Find the Lady
(a.k.a. Call The Cops! & Kopek and Broom
& Good Idea! 2)

Director: John Trent     
Lawrence Dane, John Candy, Mickey Rooney, Peter Cook

There's a scene in Find The Lady with Dane and Candy, who are lost while trying to find a concert hall. The camera is close to Dane and Candy looking at a map on their car trunk. One of them looks behind him - why, the concert hall was behind them all this time!

And there's another scene with Dane and Candy at the home of the uncle whose niece has been kidnapped. While talking, someone outside rings the doorbell. The uncle looks at his servant Hugo, nods and says "Hugo". Candy starts towards the door, and there's confusion. Didn't you tell me to go to the door? asks Candy. No, replies the uncle, I said "Hugo". Candy thought he heard "You go" - isn't that hilarious?

No, it isn't. And neither is the rest of the movie. I didn't laugh or smile once at this complete waste of time. The only entertainment comes from wondering why it was made in the first place. Looking at the credits, it's revealed that this was a Canadian-British production. Knowing the state of Canada's film industry during this period, it can probably be safely deducted that this was a tax-shelter production, with Canadian investors at very little risk. And the Brits invest in it as well, providing enough English actors to make it a "British" movie, so it can be easily released to British theaters because of quotas on British movies, no matter how terrible they may be. As for its release in Canada - so what if it only lasts a week or two in theaters - the Canadian government has invested some of its own money in the movie, meaning that the distributor only has to put up around 25% of release costs and taxpayers' dollars will take care of the rest. That 25% can be easily recouped with a quick theatrical release and sales to TV. So why risk a larger release, especially since Canadians are convinced (for mostly legitimate reasons) that Canadian movies stink?

The end result is a boring mishmash of sitcom antics, bad performances, crude slapstick, and the curiosity of hearing Canadian, British, and American accents from characters supposedly in an American city but looking more like Eastern Canada. It's a wonder that Candy's likeability manages to shine throughout this mess - it must be the explanation why he was still popular up to his death when his motion picture resume is packed with rotten movies like Who's Harry Crumb, Going Berserk, Delirious, Brewster's Millions, Volunteers, Armed and Dangerous, The Great Outdoors, Speed Zone, Nothing But Trouble....I've made my point.
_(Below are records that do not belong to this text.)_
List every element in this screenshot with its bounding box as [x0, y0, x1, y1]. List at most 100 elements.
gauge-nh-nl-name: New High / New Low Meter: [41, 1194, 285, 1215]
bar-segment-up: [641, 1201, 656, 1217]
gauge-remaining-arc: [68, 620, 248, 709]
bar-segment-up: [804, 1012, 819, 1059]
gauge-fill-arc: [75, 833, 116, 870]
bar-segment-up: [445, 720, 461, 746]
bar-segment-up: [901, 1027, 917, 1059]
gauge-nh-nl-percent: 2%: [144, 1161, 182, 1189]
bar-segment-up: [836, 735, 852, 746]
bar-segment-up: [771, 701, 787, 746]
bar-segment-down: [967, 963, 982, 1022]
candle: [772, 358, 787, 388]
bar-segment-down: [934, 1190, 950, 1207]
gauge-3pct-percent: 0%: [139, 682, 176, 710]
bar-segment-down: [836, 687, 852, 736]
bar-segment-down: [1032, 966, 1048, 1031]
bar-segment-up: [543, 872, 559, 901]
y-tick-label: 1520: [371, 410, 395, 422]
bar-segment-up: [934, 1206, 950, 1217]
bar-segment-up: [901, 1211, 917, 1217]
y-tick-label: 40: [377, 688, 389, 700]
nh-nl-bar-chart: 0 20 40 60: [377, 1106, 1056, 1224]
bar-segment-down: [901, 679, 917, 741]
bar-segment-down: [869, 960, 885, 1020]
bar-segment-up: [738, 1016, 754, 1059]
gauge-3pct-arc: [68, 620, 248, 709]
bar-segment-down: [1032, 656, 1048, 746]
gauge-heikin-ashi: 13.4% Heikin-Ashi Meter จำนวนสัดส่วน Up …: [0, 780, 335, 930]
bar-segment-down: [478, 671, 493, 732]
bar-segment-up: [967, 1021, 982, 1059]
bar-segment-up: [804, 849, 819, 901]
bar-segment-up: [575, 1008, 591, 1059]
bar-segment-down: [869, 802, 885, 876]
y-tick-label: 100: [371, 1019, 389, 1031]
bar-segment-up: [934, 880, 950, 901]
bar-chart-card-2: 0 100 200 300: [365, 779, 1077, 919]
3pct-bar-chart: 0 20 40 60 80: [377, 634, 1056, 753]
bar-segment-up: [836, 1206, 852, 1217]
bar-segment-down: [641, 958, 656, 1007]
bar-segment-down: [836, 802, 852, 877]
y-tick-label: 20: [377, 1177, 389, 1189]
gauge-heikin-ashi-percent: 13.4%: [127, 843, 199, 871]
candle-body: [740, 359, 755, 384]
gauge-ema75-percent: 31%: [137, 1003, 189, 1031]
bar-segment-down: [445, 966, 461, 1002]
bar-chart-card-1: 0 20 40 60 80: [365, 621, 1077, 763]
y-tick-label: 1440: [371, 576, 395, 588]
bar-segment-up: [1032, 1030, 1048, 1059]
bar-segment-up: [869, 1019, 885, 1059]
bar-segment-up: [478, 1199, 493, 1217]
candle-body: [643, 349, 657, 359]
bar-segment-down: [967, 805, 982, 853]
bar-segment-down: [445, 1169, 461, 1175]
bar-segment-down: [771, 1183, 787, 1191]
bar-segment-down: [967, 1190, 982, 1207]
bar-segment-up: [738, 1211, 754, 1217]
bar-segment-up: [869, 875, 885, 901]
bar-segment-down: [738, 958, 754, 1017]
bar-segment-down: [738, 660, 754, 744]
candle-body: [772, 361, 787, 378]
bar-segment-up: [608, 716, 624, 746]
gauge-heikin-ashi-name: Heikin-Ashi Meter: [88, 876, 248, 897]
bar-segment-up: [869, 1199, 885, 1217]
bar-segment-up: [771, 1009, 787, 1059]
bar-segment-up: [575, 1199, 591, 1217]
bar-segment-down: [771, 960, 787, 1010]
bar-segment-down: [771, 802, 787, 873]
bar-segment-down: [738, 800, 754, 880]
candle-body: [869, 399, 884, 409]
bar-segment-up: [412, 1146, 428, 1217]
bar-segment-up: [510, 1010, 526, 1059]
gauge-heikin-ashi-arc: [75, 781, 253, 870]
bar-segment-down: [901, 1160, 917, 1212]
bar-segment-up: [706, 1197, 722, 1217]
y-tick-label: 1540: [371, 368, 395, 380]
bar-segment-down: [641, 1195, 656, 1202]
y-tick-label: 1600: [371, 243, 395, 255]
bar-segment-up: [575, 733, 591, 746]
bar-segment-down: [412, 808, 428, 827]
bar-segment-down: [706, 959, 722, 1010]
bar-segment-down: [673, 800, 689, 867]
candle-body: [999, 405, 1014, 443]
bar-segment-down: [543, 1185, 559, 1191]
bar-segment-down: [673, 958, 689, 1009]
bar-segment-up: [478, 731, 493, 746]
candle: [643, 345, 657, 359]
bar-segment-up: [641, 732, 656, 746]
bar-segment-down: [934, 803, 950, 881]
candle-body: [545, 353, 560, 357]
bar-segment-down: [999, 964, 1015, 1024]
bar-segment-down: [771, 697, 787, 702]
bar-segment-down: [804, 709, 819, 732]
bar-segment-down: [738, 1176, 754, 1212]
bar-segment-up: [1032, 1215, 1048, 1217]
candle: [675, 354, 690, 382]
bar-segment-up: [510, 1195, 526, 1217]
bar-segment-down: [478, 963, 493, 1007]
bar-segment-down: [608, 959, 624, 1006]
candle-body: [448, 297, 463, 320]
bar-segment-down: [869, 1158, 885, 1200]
This movie is a sequel (!) to the previous year's It Seemed Like A Good Idea At The Time (a.k.a. Good Idea!), which also had Dane and Candy, and I've thankfully never seen. Dane and Candy reprise their characters of Kopek (Candy) and Broom (Dane), who are two bumbling cops in some unnamed "American" city. While keeping surveillance on two mobsters in town (one of them a Truman Capoteish Mickey Rooney), the niece of one of the city's biggest bigwigs is kidnapped. The bigwig puts pressure on the police captain, who assigns Kopek and Broom to find her.

It turns out that the uncle assigned the mobsters to kidnap his niece, so when he pays the ransom, the money will go back to him and he can pay his gambling debts. (Unless he is going to declare the ransom money on his IRS forms, I'm not sure how this plan can work out satisfactory.) But it turns out that the mobsters had kidnapped the wrong woman, and the niece had run off with her boyfriend. Then she gets kidnapped by someone else. Soon the police are looking at three ransom notes. Yes, three. It's not made clear where the third one came from, though there are indications it was sent by the boyfriend to explain her disappearance. Laughing yet?

During the investigation, Kopek and Broom get the department's wiretapper to trace any possible calls from the kidnappers. This fellow is Asian, so I guess that explains why the soundtrack plays electronic Asian music when he's at work. Ironically, this actor survives this insulting treatment to become the one sympathetic character in the movie.

The climax takes place in a fun house at a carnival, with all the characters running around and bumping into each other while the exhibits inside get turned on and confuse everyone, with circus music playing in the background. Watching this, I realized that this fun house scene was just like others I've seen in other movies - namely that, although real fun houses may provide thrills and some amusement, fun houses in movies are some of the lamest places you'll find on the screen.

I was thinking of writing some final joke by bringing up the alternate title of Good Idea! 2, but that would be too easy and expected. Guess the movie rubbed on me a little too hard.